Windowsではコマンドプロンプトと呼ばれるコマンドを入力して、処理をさせることができる機能があります。この処理をまとめてファイルにしたものがバッチファイルと呼ばれるもので、一定の処理を自動化することができるのです。
これを覚えておくと、パソコンが起動した際に、一定の操作を実施させることができます。
さらに、Windowsの場合は、いつもみているグラフィカルな画面操作からはできないことがあります。
それを実行させるには、コマンドプロンプトによるコマンドを実行します。
このように、
- フリーソフトを使い業務をもっと楽に進められる方法を考える
- コマンドプを集めたバッチファイルを作成し処理を自動化させる
- もっとプログラムに詳しい人であれば、VBscriptやPowerShellなどコマンドベースでWindowsを操作する
ことができます。

キーマンを見つける方法
しばらく受付をしていると、いつも同じ人から電話がかかってくるケースがあります。パソコンに詳しい人が、質問を受けてその人が解決できない場合にヘルプデスクへ連絡をするという体制ができていたようです。
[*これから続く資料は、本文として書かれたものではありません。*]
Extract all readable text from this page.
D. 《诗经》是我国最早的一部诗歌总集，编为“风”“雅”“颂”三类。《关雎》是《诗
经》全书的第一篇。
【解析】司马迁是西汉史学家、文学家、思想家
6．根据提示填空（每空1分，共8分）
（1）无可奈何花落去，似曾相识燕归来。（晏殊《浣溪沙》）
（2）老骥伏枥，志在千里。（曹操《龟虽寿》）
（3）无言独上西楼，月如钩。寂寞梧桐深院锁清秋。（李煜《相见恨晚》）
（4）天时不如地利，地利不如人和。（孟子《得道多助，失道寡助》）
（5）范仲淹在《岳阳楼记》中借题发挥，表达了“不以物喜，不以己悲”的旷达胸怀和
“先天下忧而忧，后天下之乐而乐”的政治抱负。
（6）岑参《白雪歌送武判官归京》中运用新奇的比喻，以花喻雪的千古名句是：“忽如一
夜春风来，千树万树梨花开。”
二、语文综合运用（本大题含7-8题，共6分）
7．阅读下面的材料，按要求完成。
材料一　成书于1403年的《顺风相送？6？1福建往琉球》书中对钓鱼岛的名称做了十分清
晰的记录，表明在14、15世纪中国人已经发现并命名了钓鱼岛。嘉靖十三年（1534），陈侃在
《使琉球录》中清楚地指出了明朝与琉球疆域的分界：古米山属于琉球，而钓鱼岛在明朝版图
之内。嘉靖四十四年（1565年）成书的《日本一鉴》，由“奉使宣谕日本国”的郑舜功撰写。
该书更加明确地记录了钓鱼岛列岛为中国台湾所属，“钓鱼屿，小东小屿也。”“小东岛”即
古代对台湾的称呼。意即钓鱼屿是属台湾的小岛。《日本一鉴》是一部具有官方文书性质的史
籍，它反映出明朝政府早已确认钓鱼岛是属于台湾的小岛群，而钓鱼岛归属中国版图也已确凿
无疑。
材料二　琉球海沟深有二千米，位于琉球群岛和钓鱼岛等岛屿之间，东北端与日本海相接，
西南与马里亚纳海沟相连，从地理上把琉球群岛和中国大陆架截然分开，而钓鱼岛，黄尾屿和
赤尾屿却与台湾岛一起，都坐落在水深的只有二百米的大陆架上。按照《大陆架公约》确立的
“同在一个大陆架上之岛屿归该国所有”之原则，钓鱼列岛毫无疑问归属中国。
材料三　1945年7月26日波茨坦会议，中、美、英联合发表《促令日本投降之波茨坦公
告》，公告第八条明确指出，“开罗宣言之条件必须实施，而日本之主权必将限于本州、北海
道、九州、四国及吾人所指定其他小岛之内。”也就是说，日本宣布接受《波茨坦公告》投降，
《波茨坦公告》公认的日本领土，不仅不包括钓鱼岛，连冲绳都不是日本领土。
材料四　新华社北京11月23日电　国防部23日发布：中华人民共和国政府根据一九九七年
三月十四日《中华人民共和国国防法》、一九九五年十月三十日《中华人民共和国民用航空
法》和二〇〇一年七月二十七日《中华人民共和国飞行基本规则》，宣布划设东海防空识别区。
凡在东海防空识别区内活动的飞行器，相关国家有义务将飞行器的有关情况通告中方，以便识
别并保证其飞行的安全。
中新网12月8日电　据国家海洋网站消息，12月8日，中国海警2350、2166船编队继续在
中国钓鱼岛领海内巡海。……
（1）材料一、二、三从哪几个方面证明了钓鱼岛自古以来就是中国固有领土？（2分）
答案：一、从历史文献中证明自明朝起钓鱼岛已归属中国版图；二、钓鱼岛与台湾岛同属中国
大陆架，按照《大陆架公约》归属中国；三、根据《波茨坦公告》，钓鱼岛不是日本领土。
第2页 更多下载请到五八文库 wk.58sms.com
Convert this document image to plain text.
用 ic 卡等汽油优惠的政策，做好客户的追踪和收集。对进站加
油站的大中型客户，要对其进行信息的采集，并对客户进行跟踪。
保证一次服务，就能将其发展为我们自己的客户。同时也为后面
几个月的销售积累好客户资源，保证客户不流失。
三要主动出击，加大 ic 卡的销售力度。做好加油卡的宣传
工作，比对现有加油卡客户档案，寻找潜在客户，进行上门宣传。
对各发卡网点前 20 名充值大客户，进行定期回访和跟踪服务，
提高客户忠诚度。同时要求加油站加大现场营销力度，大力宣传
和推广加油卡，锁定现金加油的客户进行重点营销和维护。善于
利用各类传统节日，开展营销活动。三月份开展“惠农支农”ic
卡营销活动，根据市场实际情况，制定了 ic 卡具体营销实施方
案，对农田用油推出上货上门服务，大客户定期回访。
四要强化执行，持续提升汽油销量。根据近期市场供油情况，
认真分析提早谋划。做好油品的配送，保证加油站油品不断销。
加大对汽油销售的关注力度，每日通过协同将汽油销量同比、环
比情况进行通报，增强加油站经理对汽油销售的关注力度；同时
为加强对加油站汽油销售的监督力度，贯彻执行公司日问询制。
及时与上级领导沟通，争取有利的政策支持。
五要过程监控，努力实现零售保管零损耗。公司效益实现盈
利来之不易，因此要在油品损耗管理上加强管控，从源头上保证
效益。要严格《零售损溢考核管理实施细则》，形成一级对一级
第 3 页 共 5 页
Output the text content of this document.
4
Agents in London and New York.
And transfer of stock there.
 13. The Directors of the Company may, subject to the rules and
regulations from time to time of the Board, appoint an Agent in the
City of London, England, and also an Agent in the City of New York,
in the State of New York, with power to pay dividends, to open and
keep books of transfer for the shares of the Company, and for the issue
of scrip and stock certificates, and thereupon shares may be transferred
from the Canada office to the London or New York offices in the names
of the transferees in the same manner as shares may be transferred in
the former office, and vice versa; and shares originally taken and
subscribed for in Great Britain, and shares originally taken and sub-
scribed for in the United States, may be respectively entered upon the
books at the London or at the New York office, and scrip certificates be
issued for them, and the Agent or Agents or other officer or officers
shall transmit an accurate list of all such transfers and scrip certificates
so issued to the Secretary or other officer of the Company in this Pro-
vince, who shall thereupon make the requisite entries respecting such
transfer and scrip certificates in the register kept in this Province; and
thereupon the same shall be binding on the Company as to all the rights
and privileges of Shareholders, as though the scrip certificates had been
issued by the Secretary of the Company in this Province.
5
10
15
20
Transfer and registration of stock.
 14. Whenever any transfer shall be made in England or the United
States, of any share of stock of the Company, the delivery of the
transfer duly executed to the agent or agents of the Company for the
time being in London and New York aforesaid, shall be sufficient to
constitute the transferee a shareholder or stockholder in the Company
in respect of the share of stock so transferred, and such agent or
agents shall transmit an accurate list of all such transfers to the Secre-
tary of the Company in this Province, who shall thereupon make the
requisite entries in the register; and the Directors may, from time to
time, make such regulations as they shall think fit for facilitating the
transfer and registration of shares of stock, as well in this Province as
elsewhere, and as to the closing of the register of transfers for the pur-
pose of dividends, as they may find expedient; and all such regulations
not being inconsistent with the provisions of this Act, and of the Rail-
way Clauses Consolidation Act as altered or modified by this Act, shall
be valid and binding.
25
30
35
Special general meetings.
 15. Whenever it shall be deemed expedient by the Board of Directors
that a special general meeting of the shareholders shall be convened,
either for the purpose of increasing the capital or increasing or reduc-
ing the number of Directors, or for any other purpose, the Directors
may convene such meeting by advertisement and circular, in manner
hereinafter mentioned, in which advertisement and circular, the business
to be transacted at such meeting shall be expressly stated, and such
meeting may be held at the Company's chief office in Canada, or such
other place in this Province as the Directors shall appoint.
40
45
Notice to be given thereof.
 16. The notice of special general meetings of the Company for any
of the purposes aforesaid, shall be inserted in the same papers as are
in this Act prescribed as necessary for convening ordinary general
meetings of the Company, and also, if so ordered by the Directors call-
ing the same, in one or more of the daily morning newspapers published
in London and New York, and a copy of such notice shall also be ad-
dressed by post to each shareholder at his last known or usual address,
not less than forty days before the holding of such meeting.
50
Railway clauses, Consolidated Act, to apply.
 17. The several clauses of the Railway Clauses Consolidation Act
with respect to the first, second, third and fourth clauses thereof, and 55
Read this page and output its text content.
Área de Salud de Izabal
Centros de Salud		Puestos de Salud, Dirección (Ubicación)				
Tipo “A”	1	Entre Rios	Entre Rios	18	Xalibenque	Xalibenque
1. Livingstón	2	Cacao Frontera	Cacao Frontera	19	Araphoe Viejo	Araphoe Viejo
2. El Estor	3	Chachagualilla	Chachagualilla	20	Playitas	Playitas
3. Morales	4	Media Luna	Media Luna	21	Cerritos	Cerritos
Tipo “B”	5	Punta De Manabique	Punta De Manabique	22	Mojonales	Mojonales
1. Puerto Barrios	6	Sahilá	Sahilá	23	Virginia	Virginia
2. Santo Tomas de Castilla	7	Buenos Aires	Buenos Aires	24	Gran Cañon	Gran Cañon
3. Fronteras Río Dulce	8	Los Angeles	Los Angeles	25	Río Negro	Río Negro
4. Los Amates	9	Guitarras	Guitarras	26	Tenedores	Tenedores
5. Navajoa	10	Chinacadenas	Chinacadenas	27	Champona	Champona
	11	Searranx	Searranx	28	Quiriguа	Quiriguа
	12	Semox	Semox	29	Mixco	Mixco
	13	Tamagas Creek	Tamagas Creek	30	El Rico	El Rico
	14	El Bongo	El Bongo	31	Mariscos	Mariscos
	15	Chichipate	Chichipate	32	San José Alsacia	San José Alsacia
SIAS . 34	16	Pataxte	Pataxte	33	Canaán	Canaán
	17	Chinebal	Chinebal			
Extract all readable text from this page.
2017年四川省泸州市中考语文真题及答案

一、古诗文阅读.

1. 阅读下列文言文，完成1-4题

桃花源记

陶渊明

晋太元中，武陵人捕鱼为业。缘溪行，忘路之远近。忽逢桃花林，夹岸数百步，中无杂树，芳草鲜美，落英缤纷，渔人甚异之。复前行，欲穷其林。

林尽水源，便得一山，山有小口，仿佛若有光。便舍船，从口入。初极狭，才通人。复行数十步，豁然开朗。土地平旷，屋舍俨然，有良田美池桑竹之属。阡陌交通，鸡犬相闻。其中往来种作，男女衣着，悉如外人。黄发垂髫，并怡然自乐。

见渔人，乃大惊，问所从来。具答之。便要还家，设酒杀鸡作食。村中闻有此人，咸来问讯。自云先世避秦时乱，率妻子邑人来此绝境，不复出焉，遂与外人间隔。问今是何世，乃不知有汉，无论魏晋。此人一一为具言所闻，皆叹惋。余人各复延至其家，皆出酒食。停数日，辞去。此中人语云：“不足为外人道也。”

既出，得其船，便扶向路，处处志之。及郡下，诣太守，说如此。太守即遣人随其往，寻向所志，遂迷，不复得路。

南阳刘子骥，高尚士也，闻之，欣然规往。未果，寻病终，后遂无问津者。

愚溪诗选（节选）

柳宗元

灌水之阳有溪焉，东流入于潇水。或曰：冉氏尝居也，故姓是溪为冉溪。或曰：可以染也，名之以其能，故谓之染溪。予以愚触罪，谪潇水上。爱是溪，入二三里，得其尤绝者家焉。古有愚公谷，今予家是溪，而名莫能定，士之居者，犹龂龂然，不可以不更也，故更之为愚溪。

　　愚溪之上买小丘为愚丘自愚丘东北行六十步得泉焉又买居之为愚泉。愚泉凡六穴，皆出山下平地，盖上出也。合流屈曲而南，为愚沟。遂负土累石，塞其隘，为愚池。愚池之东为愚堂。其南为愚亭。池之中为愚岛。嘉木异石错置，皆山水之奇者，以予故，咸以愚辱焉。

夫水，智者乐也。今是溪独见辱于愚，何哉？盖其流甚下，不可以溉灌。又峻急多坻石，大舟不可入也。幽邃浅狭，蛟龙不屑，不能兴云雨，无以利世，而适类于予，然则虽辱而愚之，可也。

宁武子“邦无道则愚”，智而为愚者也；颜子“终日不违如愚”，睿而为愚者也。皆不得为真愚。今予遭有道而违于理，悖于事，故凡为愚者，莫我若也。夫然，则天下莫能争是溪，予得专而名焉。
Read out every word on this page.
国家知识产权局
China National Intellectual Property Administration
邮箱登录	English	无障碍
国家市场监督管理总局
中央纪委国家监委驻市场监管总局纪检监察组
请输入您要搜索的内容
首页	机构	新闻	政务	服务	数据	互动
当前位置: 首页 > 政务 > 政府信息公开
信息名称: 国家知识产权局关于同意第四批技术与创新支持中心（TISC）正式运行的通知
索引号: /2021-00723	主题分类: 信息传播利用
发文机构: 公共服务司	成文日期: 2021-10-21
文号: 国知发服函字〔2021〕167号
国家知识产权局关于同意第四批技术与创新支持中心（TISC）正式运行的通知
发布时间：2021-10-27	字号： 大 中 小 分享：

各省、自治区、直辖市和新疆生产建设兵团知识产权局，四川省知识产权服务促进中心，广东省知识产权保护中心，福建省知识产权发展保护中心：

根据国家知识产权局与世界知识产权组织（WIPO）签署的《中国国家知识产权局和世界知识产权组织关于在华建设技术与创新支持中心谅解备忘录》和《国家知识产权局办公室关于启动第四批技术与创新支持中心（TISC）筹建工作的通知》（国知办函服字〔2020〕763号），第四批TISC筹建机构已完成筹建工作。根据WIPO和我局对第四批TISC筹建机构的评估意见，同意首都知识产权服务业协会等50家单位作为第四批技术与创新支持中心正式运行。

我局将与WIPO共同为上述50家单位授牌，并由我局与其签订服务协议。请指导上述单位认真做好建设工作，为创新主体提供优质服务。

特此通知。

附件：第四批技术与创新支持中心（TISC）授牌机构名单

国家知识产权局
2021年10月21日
このような人物がいないのが当たり前ですが、もし発見できたら必ずヘルプデスク側の味方につけるようにしましょう。何か調査を依頼するときや障害が発生した際に、優先的に連絡をする人物になるからです。
ヘルプデスクでは毎日問い合わせ履歴を残しているはずです。履歴を毎日チェックしていれば、どこの誰がどんな問い合わせ件数をしているのか、多いことは判断ができます。
また、問い合わせ内容から、自分のことなのか他の人のことなのかもだんだんとわかってくるようになります。もし、問い合わせ内容がひとつにまとまりがない場合は、キーマンの可能性が高いといえます。
この調査をしていると、サーバエンジニアになったとしも非常に使えるテクニックになっていきます。
月次報告の場で、一番発言力がある人がキーマンになる人ということがよくわかるようになります。その人を抑えておけば、頼みにくいこともお願いしやすくなります。

まとめ:視点を変えて変わった感じで挑んで行こう!
対人関係の仕事は、少なかれ人に対する不満やストレスを感じてしまう業種です。それを放置したり精一杯抵抗したところで、無駄に体力を使ってしまうだけではないでしょうか。
であれば、そのストレスを発散する方法や違う方向にチェンジしてみましょう。最初はなかなかうまくできないことでも、だんだんとできるようになってくるはずです。
どうしても行き詰まってしまった時は、初めの章でお話しした報連相の「相」を実践してみましょう。また、メンバーで飲み会を定期的に開いて、たまった不満や愚痴を言い合うのも良いと思います。